Snowbooks Cover Design Competition • 6 September 2007 • The SnowBlog
Snowbooks Cover Design Competition
After careful strategic consideration (meaning I just thought of it in the cab on the way home) I am proud to announce a competition that the Snowblog will be hosting for the best - and worst - cover designs in publishing today.
It is a truth universally acknowledged by right-thinking people that you *can* sell a book by its cover. This means that cover design is important. I see some covers that gladden my heart - they make me pick the book up, they clearly indicate what sort of a book it is but mainly they just work: simultaneously beautiful and functional.

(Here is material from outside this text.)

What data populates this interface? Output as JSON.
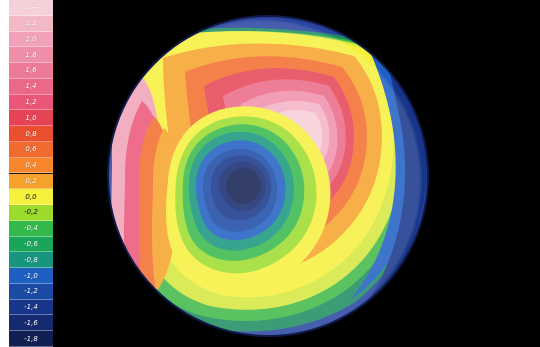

Others, however, fail. They send confusing signals about the book. They are ugly, formulaic, or jarring to the eye. They act as a barrier to sales - if you buy the book, it's despite the cover.
So: nominations first! Submit your nominations for the best and worst covers you've seen of late as a comment to this post, with a line describing why you like/dislike them. We'll collate them, and post the images up here, then have a vote.
Head off to your local Book Depository to get some inspiration! My first nominations?
The current Daphne Du Maurier collection receives my 'worst' nomination. To clad books of such rounded variety and passion with such thoughtless, bland covers baffles me.
My favourite cover of recent times is Cloud Atlas. At once adventurous and conforming (it screams 'commercial literary fiction') it made me buy the book. I also liked the way the hardback morphed into the paperback - subtle changes but enough to make the book more accessible.
On another cloud related note, I also adore The Cloudspotter's Guide. And who wouldn't?